Zoals bij elk beleid gaat ook klimaatbeleid over de verdeling van de baten en de lasten. De overheid heft belasting en keert subsidies uit. Het maatschappelijke risico daarbij is dat klimaatbeleid ongelijkheid tussen arm en rijk vergroot. Zoals directeur Kim Putters van het Sociaal en Cultureel Planbureau het onlangs zei: laat klimaat geen nieuwe splijtzwam worden.

De mate waarin klimaatbeleid wereldwijd de maatschappelijke ongelijkheid vergroot of deze juist vermindert, is bepalend voor de mate waarin mensen klimaatbeleid steunen of zich ertegen verzetten. Dit concludeert het IPCC, het internationale platform van klimaatwetenschappers, in haar laatste rapport.

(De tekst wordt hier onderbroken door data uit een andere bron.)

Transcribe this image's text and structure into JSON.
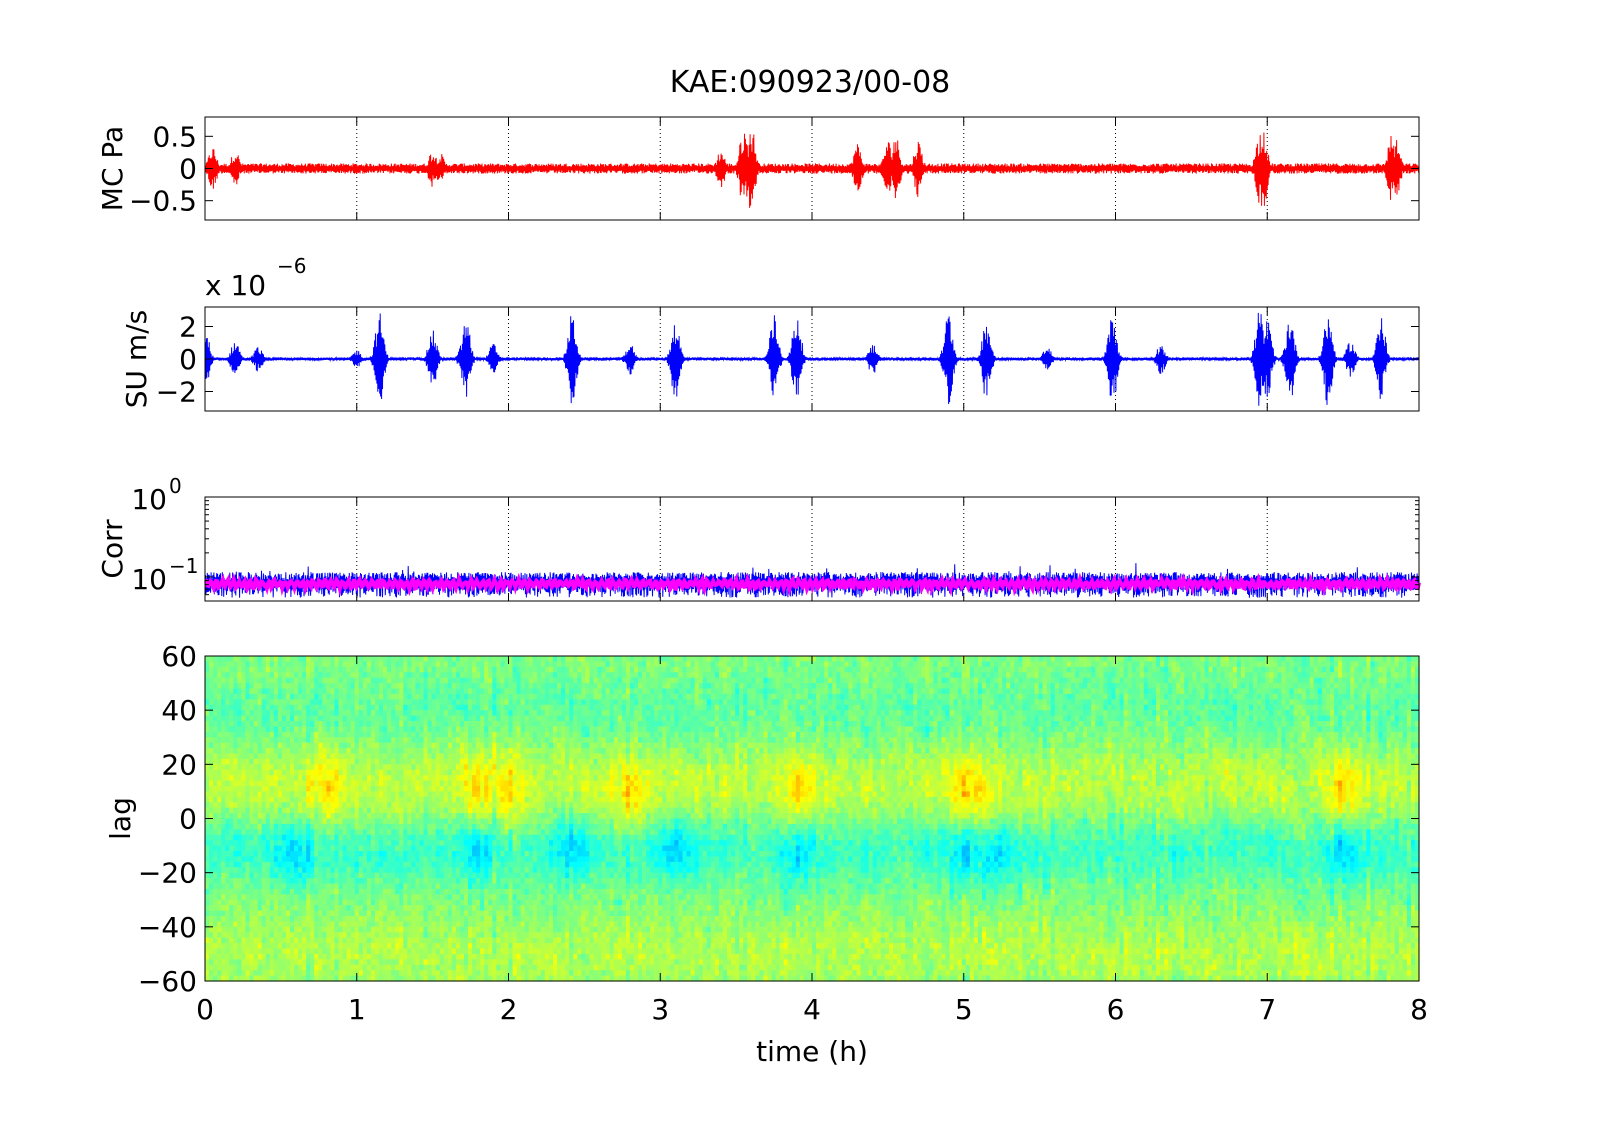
{
  "figure": {
    "title": "KAE:090923/00-08"
  },
  "chart_data": [
    {
      "type": "line",
      "ylabel": "MC Pa",
      "xlim": [
        0,
        8
      ],
      "ylim": [
        -0.8,
        0.8
      ],
      "yticks": [
        "0.5",
        "0",
        "−0.5"
      ],
      "ytick_values": [
        0.5,
        0,
        -0.5
      ],
      "grid": "vertical dotted",
      "series": [
        {
          "color": "#ff0000",
          "baseline_amplitude": 0.08,
          "bursts": [
            [
              0.05,
              0.35
            ],
            [
              0.2,
              0.3
            ],
            [
              1.5,
              0.3
            ],
            [
              1.55,
              0.25
            ],
            [
              3.4,
              0.3
            ],
            [
              3.55,
              0.65
            ],
            [
              3.6,
              0.7
            ],
            [
              4.3,
              0.4
            ],
            [
              4.5,
              0.45
            ],
            [
              4.55,
              0.55
            ],
            [
              4.7,
              0.45
            ],
            [
              6.95,
              0.55
            ],
            [
              6.97,
              0.75
            ],
            [
              7.82,
              0.55
            ],
            [
              7.85,
              0.45
            ]
          ]
        }
      ]
    },
    {
      "type": "line",
      "ylabel": "SU m/s",
      "exponent_label": "x 10",
      "exponent_power": "−6",
      "xlim": [
        0,
        8
      ],
      "ylim": [
        -3.2,
        3.2
      ],
      "yticks": [
        "2",
        "0",
        "−2"
      ],
      "ytick_values": [
        2,
        0,
        -2
      ],
      "grid": "vertical dotted",
      "series": [
        {
          "color": "#0000ff",
          "baseline_amplitude": 0.1,
          "bursts": [
            [
              0.0,
              2.0
            ],
            [
              0.2,
              1.2
            ],
            [
              0.35,
              0.8
            ],
            [
              1.0,
              0.6
            ],
            [
              1.15,
              2.9
            ],
            [
              1.5,
              1.8
            ],
            [
              1.7,
              1.0
            ],
            [
              1.72,
              2.6
            ],
            [
              1.9,
              1.0
            ],
            [
              2.42,
              2.9
            ],
            [
              2.8,
              1.0
            ],
            [
              3.1,
              2.5
            ],
            [
              3.75,
              2.8
            ],
            [
              3.9,
              3.0
            ],
            [
              4.4,
              1.0
            ],
            [
              4.9,
              3.0
            ],
            [
              5.15,
              2.6
            ],
            [
              5.55,
              0.8
            ],
            [
              5.98,
              3.0
            ],
            [
              6.3,
              1.0
            ],
            [
              6.95,
              3.1
            ],
            [
              7.0,
              2.5
            ],
            [
              7.15,
              2.8
            ],
            [
              7.4,
              3.0
            ],
            [
              7.55,
              1.2
            ],
            [
              7.75,
              2.7
            ]
          ]
        }
      ]
    },
    {
      "type": "line",
      "ylabel": "Corr",
      "yscale": "log",
      "xlim": [
        0,
        8
      ],
      "ylim": [
        0.05,
        1
      ],
      "yticks": [
        {
          "base": "10",
          "power": "0"
        },
        {
          "base": "10",
          "power": "−1"
        }
      ],
      "ytick_values": [
        1,
        0.1
      ],
      "grid": "vertical dotted",
      "series": [
        {
          "color": "#0000ff",
          "level": 0.085,
          "spread": 0.03
        },
        {
          "color": "#ff00ff",
          "level": 0.082,
          "spread": 0.008
        }
      ]
    },
    {
      "type": "heatmap",
      "ylabel": "lag",
      "xlabel": "time (h)",
      "xlim": [
        0,
        8
      ],
      "ylim": [
        -60,
        60
      ],
      "yticks": [
        "60",
        "40",
        "20",
        "0",
        "−20",
        "−40",
        "−60"
      ],
      "ytick_values": [
        60,
        40,
        20,
        0,
        -20,
        -40,
        -60
      ],
      "xticks": [
        "0",
        "1",
        "2",
        "3",
        "4",
        "5",
        "6",
        "7",
        "8"
      ],
      "xtick_values": [
        0,
        1,
        2,
        3,
        4,
        5,
        6,
        7,
        8
      ],
      "colormap": "jet",
      "positive_lag_hotspots_h": [
        0.8,
        1.8,
        2.0,
        2.8,
        3.9,
        5.0,
        5.1,
        7.5
      ],
      "negative_lag_coldspots_h": [
        0.6,
        1.8,
        2.4,
        3.1,
        3.9,
        5.0,
        5.2,
        7.5
      ]
    }
  ]
}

    “ Niet voor niets is in alle rijke landen klimaatscepsis onderdeel van de rechts-populistische agenda ”

    Het negeren van de onvrede over de scheefgroei tussen arm en rijk is het domste wat beleidsmakers met een groen hart kunnen doen. In de publieke opinie verwordt klimaat dan snel tot een speeltje waarmee de elite haar eigen materiële positie versterkt. Niet voor niets is in alle rijke landen klimaatscepsis een vast onderdeel van de rechts-populistische agenda.

    De strijd tegen klimaatverandering biedt ook kansen. Rechtvaardig internationaal klimaatbeleid zorgt volgens het IPCC niet alleen voor CO2-reductie, maar biedt ook bestaanszekerheid. Het laat de vervuiler betalen en steekt dit geld in groene oplossingen voor iedereen.

      Illustratie: wereld in balans
      Illustratie: Sjoerd van Leeuwen

      Het huidige klimaatbeleid is geschoeid op marktinstrumenten zoals belastingen en subsidies en versterkt daardoor bestaande ongelijkheid. Nederlandse huishoudens met lage inkomens betalen in verhouding gemiddeld drie tot vier keer zoveel belasting over hun energieverbruik als hoge inkomens. De verhoging van energiebelasting als onderdeel van klimaatbeleid treft mensen met lagere inkomens daarom relatief harder.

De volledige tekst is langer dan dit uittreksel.